Government has reinforced its commitment for re-starting stalled infra projects and reducing stress on the banking sector by allocating Rs. 20,000 crore for creation of National Investment & Infrastructure Fund. This may be supplemented by Government companies and banks, which would attract a huge pool of both, equity and debt capital for Indian infra and manufacturing thereby creating jobs.Farmers will see a large increase in their incomes through increased agricultural productivity due to PM Sinchayee Yojana, higher agricultural credit and soil health cards. Rapid progress is expected towards achieving Government’s vision of 24X7 power with 5 UMPPs with a cumulative capacity of 20,000 MW under a plug and play model, with an investment of Rs. 1 lac Cr. In terms of fiscal consolidation, Jaitley has stuck to the medium-term goal of a fiscal deficit of three per cent of GDP – but in three years, rather than two. This will give him breathing space and allow him to spend that much more to boost public investment and domestic demand. Jaitley is a cautious, careful man, a person who often emphasises predictability and the absence of abrupt and unpleasant surprises in tax structures and fiscal policies. In this Budget, he has set benchmarks for the rest of his term. For housing, school and medical facilities, he has set targets right up to 2022, the 75th year of India’s independence. In that sense, the direction of his government is clear very early in the day. Narendra Modi takes election manifestoes seriously. This genuineness in intent and purpose has defined the 2015 Budget as well. With Jaitley, you don’t get impressive statements. He is not P Chidambaram or Montek Singh Ahluwalia, who spent 10 years promising the moon. In the economic regime of Jaitley and Modi what you see is what you get. India will be happy with this.
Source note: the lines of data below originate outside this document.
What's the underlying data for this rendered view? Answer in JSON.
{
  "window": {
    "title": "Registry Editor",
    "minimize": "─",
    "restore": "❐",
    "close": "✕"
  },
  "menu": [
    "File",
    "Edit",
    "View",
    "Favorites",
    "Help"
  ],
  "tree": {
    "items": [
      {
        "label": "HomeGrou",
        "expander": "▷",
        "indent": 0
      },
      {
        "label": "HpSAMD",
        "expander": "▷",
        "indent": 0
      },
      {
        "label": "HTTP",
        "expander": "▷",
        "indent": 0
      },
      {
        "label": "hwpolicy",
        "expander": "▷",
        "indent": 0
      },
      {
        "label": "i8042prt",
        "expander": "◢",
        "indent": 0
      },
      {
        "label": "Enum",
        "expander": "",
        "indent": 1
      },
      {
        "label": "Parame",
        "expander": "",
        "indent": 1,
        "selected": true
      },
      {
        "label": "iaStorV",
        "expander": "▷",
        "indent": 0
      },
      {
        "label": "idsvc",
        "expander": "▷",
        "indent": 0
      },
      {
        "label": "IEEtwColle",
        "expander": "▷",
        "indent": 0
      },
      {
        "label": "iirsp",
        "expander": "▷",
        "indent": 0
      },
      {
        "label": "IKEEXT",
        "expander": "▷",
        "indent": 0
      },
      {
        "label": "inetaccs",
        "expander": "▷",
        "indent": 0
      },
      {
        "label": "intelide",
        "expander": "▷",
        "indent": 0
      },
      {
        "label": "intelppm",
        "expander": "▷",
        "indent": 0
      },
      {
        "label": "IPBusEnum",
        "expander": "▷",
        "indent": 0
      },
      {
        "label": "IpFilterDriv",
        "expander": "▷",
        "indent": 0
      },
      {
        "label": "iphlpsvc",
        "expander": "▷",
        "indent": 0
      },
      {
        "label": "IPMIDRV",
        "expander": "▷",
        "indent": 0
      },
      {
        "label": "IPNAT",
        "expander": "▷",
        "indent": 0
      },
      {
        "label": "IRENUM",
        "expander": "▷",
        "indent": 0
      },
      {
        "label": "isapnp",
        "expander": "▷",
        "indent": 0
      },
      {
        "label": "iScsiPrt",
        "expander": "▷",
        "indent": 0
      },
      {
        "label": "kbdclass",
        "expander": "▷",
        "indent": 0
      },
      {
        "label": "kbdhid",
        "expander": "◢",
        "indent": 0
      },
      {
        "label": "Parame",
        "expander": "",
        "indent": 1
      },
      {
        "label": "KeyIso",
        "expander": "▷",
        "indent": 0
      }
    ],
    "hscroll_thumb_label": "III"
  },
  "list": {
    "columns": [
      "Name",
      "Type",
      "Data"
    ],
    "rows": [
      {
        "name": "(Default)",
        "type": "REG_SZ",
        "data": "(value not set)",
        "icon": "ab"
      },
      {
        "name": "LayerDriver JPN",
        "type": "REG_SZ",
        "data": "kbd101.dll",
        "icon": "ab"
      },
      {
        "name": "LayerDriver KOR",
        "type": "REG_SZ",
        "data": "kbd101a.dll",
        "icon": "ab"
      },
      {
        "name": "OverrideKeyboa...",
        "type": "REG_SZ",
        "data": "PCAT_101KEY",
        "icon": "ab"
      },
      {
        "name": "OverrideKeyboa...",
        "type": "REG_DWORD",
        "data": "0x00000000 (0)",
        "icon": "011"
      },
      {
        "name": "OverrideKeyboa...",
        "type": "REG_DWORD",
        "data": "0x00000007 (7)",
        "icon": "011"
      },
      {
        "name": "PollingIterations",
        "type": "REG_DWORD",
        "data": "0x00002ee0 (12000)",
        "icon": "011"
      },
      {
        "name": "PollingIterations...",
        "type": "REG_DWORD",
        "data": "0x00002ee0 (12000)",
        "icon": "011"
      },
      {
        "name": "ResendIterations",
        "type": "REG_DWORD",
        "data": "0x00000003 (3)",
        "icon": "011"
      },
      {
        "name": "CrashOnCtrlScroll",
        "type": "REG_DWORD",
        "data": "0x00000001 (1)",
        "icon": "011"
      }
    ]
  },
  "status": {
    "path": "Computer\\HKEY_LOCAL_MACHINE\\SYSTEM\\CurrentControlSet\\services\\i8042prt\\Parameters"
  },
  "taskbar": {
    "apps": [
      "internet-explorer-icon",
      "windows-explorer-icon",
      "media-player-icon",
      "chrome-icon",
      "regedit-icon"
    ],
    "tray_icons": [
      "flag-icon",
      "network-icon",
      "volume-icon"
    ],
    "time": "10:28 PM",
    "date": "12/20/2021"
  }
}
However, fund for start-ups was announced in the last year budget as well, and also were some schemes for the common man that still await execution and disbursement of funds to the intended beneficiaries. Let us hope that this year’s budget proposals are executed in a time-bound and well-organized manner, and India attains the echelons the present government wants it to. As a participant, we all need to pay heed to a basic fact that the revenues column of this revenue and expenditure statement of the government comes from our sincere and timely payment of taxes, be it by individuals or corporates; hence honest declaration of income in IT returns is expected to help our chosen rulers attain the target of inclusive growth. Needless to mention, this socialist budget with focus on growth is the beginning of a new era, an era where both expectations and delivery will be high.